Cook Island Māori living abroad work hard to keep their culture alive

By Wepiha Te Kanawa

With more Cook Island Māori living overseas rather than in the islands, many Rarotonga locals are concerned about the survival of their culture. However Cook Islanders living abroad have found a way to keep it alive.

The culture here might look like it's thriving, but this group from Perth says it's hard to keep their cultural connections strong.

Atinata Tautu says, “In Australia it's a little harder, because here the culture is around you all the time it's a given, you do it, you live it, you breath it.
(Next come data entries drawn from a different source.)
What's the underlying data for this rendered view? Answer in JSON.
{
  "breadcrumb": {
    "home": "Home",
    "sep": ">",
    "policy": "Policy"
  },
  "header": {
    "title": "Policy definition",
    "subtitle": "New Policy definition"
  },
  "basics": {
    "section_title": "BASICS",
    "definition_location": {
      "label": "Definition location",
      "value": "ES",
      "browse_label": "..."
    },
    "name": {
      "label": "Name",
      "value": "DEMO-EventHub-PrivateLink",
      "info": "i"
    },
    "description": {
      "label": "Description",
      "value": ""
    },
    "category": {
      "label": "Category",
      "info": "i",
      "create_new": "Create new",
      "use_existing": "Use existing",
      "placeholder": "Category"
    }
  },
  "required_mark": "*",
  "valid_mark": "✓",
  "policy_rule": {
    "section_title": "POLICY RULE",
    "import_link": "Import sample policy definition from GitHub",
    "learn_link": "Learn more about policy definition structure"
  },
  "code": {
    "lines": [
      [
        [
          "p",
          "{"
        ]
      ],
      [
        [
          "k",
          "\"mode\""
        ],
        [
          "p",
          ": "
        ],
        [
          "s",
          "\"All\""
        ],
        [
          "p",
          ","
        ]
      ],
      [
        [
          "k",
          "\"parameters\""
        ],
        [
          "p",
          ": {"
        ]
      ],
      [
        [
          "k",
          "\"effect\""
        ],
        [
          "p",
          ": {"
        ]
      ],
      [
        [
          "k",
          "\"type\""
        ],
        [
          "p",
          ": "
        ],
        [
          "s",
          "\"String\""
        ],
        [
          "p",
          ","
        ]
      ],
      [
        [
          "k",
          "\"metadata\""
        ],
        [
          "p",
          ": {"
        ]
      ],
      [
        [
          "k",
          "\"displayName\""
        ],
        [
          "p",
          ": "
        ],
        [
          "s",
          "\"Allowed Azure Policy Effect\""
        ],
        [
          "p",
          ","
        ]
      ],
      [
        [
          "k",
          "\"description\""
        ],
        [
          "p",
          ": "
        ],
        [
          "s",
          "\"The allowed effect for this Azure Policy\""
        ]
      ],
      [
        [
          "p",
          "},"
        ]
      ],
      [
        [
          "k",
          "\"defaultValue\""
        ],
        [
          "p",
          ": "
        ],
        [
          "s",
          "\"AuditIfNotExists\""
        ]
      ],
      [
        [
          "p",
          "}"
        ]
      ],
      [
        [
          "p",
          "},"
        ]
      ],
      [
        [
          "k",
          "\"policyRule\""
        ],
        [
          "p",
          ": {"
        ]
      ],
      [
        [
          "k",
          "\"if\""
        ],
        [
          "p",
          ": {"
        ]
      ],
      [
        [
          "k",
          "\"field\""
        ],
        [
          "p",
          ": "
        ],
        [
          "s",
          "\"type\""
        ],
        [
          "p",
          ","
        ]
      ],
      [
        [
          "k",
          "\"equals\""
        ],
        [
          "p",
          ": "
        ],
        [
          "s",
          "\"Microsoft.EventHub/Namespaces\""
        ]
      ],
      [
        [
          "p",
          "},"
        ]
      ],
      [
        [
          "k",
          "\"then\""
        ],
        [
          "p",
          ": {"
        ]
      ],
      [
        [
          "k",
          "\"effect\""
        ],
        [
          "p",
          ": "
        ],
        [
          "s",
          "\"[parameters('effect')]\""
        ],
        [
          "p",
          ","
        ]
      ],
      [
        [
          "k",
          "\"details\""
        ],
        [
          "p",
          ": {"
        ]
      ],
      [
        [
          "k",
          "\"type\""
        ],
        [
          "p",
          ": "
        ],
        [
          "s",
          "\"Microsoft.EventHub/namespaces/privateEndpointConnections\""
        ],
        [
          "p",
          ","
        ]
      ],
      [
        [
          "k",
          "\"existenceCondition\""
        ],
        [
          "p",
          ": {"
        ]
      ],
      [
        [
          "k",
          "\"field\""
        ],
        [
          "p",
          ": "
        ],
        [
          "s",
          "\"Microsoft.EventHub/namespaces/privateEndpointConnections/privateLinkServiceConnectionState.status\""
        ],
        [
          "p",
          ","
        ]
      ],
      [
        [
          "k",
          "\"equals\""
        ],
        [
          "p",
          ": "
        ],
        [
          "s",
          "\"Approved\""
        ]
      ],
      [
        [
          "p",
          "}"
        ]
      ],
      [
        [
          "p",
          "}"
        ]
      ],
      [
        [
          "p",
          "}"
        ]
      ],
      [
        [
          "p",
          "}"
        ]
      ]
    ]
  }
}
Where as in Australia if you want to learn the culture, you have to go out and find it, you have to commit to a group you have to commit to a community.”

That's exactly what they've done and Tutai Pakitoa-Upu says, “It's very important for us, especially my husband to teach our kids overseas our culture to keep it alive, and to keep it going hopefully forever in Western Australia.”

Atinata Tautu says, “A lot of them don't speak the language, don't understand the language, but like myself we can sing the language.”

A few minutes down the road, Rakahanga is also experiencing the same challenges.

Rakahanga says, “I truly believe the children especially in Aotearoa are losing their culture, and it's one of the reasons why I joined Te Maeva Nui or the Rakahanga dance group, to encourage my daughter to get more involved in culture.”

Another member of the group, Hogan Oltaches says, “I think it's because our parents are taking back to New Zealand for a better upbringing, but I think the thing that's helping us hold onto that culture, is through culture, is through singing and songs, it's through going to church and its being surrounded by all our elders and stuff like that.”

One Ngāpuhi descendent is taking full advantage of the Cook Island culture.

Renee Winter says, “I feel though I'm Māori, I feel that our roots and connections still come back to the Cook Islands, and I really acknowledge our pacific people because we did come through the pacific and for me it is about reconnecting back and back further, I'm able to understand the connections with the canoes coming into Aotearoa with Takitimu, Tainui and Kupe so that's where I descend from. So I'm able to have broader knowledge and to be here and also understand the reo as well, but they talk really fast so I'm like huh? Almost like rapping Te Reo, so it's been a cool experience and I just love embracing this culture but I love embracing all cultures but this is my favourite.”

It's not just dancing that's bringing the community together.

Tiavare Cuturs says, “Actually its pretty good seeing everybody coming back for the 50 years because the 50 years this year is a pretty big year for use Cook Islanders and from outer islands coming in.”

With the culture being preserved by dance and sport, many locals believe it will last.